Controlled Explosions
Over the past 50 years, roller technology has evolved and become much more refined. Some may still think of roller technology in its crudest form, with the ‘crushers’ haphazardly pulverizing friable materials down to a reduced size. However, today’s Gran-U-Lizer has been designed to produce ‘controlled explosions’ that achieve a completely defined and highly-engineered particle reduction. Friable materials, which are basically any material that can break (as opposed to flatten under pressure), can now be reduced in size with less dust, ‘fines’ and greater uniformity.

In fact, when compared with alternative methods of grinding, the finite advantages of this roller mill technology become dramatically clear. For example, compare roller mills with hammermills, or Fitzmills, which grind by impact at high speeds and rely on a perforated sizing screen to control particle size. Roller mills typically create 50-75% less dust or ‘fines,’ and improve desired particle uniformity by 50-100%.

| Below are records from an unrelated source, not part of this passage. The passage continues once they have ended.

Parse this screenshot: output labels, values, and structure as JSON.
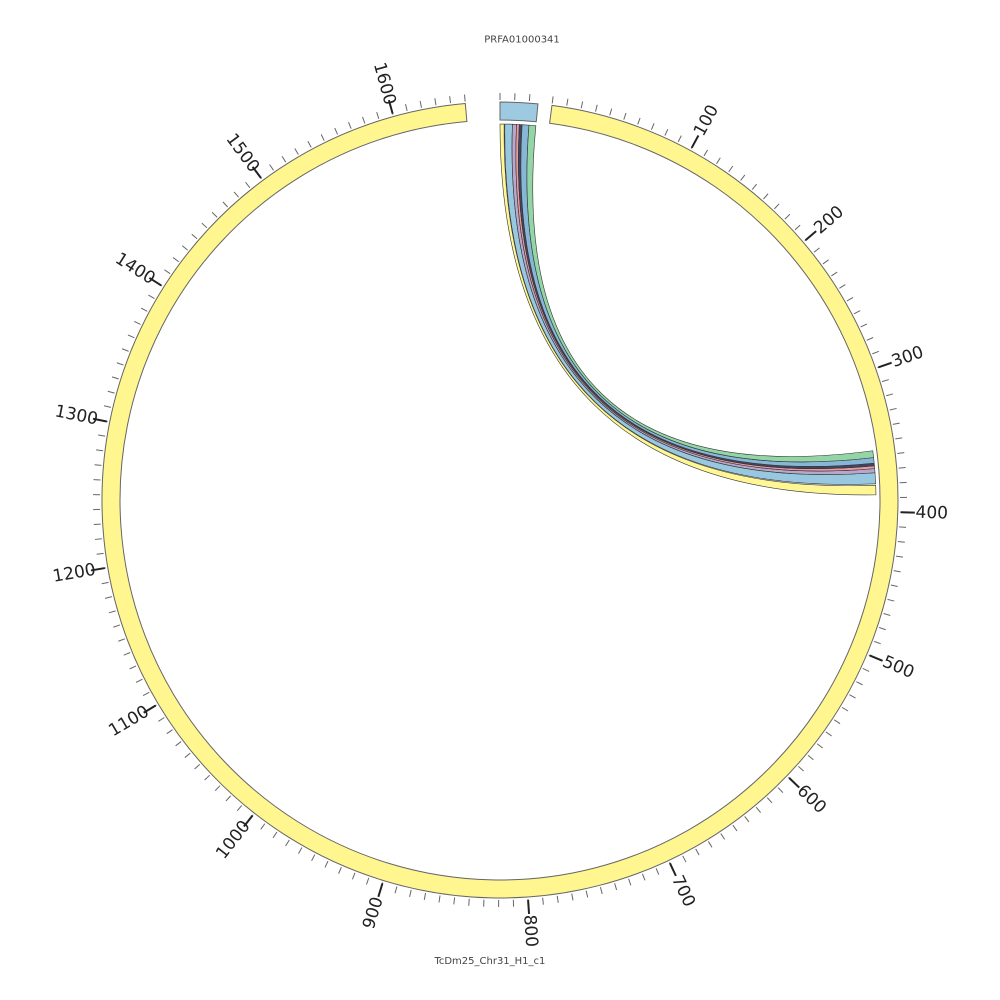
{
  "chart_data": {
    "type": "chord",
    "segments": [
      {
        "name": "PRFA01000341",
        "length": 26,
        "color": "#9ecae1"
      },
      {
        "name": "TcDm25_Chr31_H1_c1",
        "length": 1650,
        "color": "#fff68f"
      }
    ],
    "ticks": [
      {
        "segment": 1,
        "values": [
          100,
          200,
          300,
          400,
          500,
          600,
          700,
          800,
          900,
          1000,
          1100,
          1200,
          1300,
          1400,
          1500,
          1600
        ]
      }
    ],
    "minor_tick_step": 10,
    "links": [
      {
        "source": [
          0,
          3
        ],
        "target": [
          381,
          388
        ],
        "color": "#fff68f"
      },
      {
        "source": [
          3.5,
          9
        ],
        "target": [
          372,
          380
        ],
        "color": "#92c5de"
      },
      {
        "source": [
          9,
          12
        ],
        "target": [
          369,
          372
        ],
        "color": "#b3a2c7"
      },
      {
        "source": [
          12,
          14
        ],
        "target": [
          367,
          369
        ],
        "color": "#e7969c"
      },
      {
        "source": [
          14,
          16
        ],
        "target": [
          365,
          367
        ],
        "color": "#3a3a5a"
      },
      {
        "source": [
          16,
          21
        ],
        "target": [
          361,
          365
        ],
        "color": "#7fb3d5"
      },
      {
        "source": [
          21,
          26
        ],
        "target": [
          356,
          361
        ],
        "color": "#8ed3a0"
      }
    ]
  }
}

Plus, since hammermills, and other attrition milling methods, rely on multiple impacts, they typically require a relatively higher energy usage. Energy savings can be a primary reason to go with roller mills over more traditional methods. In fact, because of their efficient reduction action, roller mill grinders will produce 15-40% more tonnage/hour, at a given horsepower, than hammermills.

Roller mill technology, however, is not necessarily the best technology for every application. If you’re looking to produce very fine grinding with final particles in the 40-micron range, pinmills may be your best option. Although, pinmills have some inherent disadvantages, including relatively low capacities with fairly high operating and capital costs.

On the other hand, if you’re looking for superior, controlled reduction for distribution targets ranging from 100 to 1,500 microns, and you’re working with friable materials, roller mill technology is your best option.

Growing Markets for Precision Particles
The market’s demand for precision particles is growing. As companies strive to improve product characteristics, achieve higher process efficiencies and use less energy, the utilized roller mill technologies become ever more important.

In general, we see food companies in continuous demand for particle reduction improvements. More specifically, two markets that have very high expectations within the next few years are the carbon and super-absorbent industries.

As these materials become more commoditized, manufacturing efficiencies and product quality become increasingly important. Regarding carbon, we see a high demand for activated carbon for air and water purification, as well as carbon electrolytes, which are used in the steel manufacturing process. The same story is true for super-absorbent materials, which are used in various applications, from napkins to agriculture. As the super-absorbent market matures, competition increases and manufacturing efficiencies become progressively more important.

Carbon and super-absorbent production are just some examples of the thousands of applications that can benefit from this roller mill technology. Basically, if a company is looking to reduce friable particle size, reduce waste and reduce costs, the controlled particle reduction technology of roller mills is increasingly becoming the way to go. While traditional crushers and other imprecise methods are literally gathering dust, roller mills will continue to expand their role in this ever-reducing world.